A new Yale study sheds light on the process by which humans detect flavor, and indicates that the design of the upper human airway might have developed as an evolutionary safeguard against consumption of hazardous food and drink.

The study, which was a collaboration between researchers at the School of Medicine and the School of Engineering and Applied Science, examined the process of retronasal smell, during which food particles at the back of the oral cavity are carried through the nasal cavity by exhaled air and stimulate the olfactory receptors at the top of the nose. According to study authors, retronasal smell, an outward-flowing process that occurs when people breathe out, has not been the subject of as much research as orthonasal smell, an inward-flowing process that occurs when people sniff in, which is what prompted their inquiry. The study was published on Nov. 9 in the journal Proceedings of the National Academy of Science.

“There’s been a certain amount of analysis of turbulent currents in the nose stimulating the receptor cells at the top of the nose, but nobody has looked at the kind of flow that happens in the air in the retronasal pathway,” said Gordon Shepherd, senior author and neuroscience professor. “And so that’s what we thought it was time to do, to understand better how the airflow actually occurs.”

To accomplish this, Shepherd and his interdisciplinary team took a scan of a human airway and used it to produce a 3-D model that allowed them to simulate the flow patterns of inhalation and exhalation using water seeded with fluorescent tracer particles. After collecting their results using standard fluid mechanics analysis techniques resembling the flow of air within the respiratory tract, the researchers found that the volatile particles collected in a virtual cavity at the back of the mouth and, to their surprise, had minimal interaction with the inward-flowing orthonasal patterns, which went “right by” the cavity, Shepherd said. This was the case even at the relatively low flow rates that occur during eating and drinking.

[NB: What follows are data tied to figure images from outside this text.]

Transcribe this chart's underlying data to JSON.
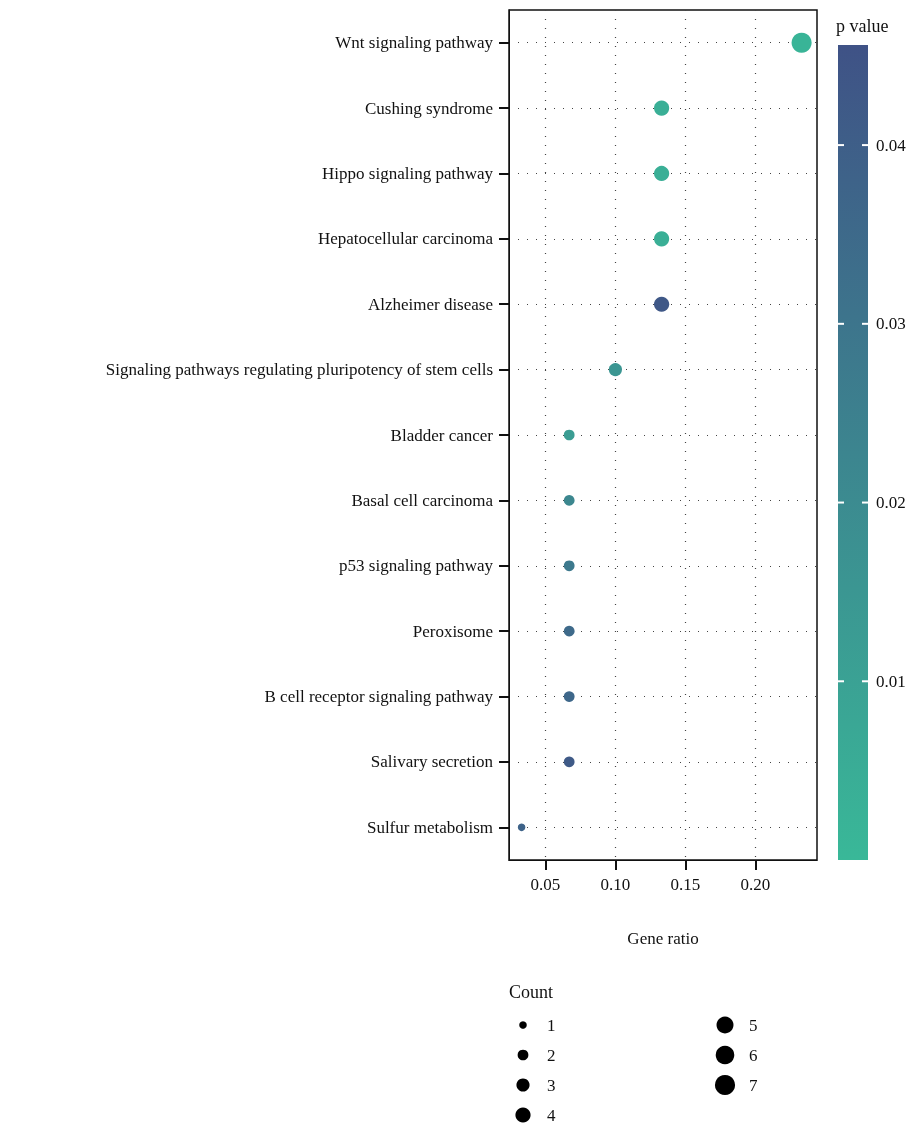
{
  "chart_data": {
    "type": "bubble",
    "categories": [
      "Wnt signaling pathway",
      "Cushing syndrome",
      "Hippo signaling pathway",
      "Hepatocellular carcinoma",
      "Alzheimer disease",
      "Signaling pathways regulating pluripotency of stem cells",
      "Bladder cancer",
      "Basal cell carcinoma",
      "p53 signaling pathway",
      "Peroxisome",
      "B cell receptor signaling pathway",
      "Salivary secretion",
      "Sulfur metabolism"
    ],
    "values": [
      0.233,
      0.133,
      0.133,
      0.133,
      0.133,
      0.1,
      0.067,
      0.067,
      0.067,
      0.067,
      0.067,
      0.067,
      0.033
    ],
    "sizes": [
      7,
      4,
      4,
      4,
      4,
      3,
      2,
      2,
      2,
      2,
      2,
      2,
      1
    ],
    "cvalues": [
      0.002,
      0.004,
      0.004,
      0.004,
      0.043,
      0.015,
      0.012,
      0.022,
      0.028,
      0.035,
      0.036,
      0.042,
      0.038
    ],
    "orientation": "horizontal",
    "size_legend": [
      1,
      2,
      3,
      4,
      5,
      6,
      7
    ],
    "legend_title": "Count",
    "clabel": "p value",
    "clim": [
      0,
      0.0456
    ],
    "cticks": [
      0.01,
      0.02,
      0.03,
      0.04
    ],
    "xlabel": "Gene ratio",
    "xlim": [
      0.024,
      0.244
    ],
    "xticks": [
      {
        "value": 0.05,
        "label": "0.05"
      },
      {
        "value": 0.1,
        "label": "0.10"
      },
      {
        "value": 0.15,
        "label": "0.15"
      },
      {
        "value": 0.2,
        "label": "0.20"
      }
    ],
    "grid": true
  }
}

Shepherd said these findings might have evolutionary significance.

“It suggests, for the first time, that [retronasal smell] might be a protective mechanism,” Shepherd said. “When you first take stuff into your mouth, of course, for the animal, if it’s a food that you know, then that’s fine, but if it’s a food that you don’t know, then … it’s obviously of adaptive value to minimize the volatiles coming from the substance going into the lungs and just let it be breathed out through the nose.”

Shepherd noted that the evolutionary explanation was “pure speculation,” but also said that is to be expected with experimental data. He said the study points toward potential avenues for more comprehensive research, including studies that would expand the research to more subjects of diverse demographics and make a distinction between food and drink consumption.

Gary Beauchamp, the emeritus director and president of the Monell Chemical Senses Center in Philadelphia, said it would be “interesting” to see whether the respiratory pathway functions similarly in other animals. Pennsylvania State University professor Rui Ni, who was involved with the study, said he was excited about the study’s potential implications on future interdisciplinary research.

“Like every other piece of research, it stands on the shoulders of other people who’ve done somewhat similar work,” Beauchamp said. “And so there are a few other papers that’ve tried to do this … But this is much more sophisticated work, that [Shepherd] and his colleagues are doing, clearly state-of-the-art kinds of research.”

The study was funded by grants from the National Institute on Deafness and Other Communication Disorders of the National Institutes of Health and the National Science Foundation.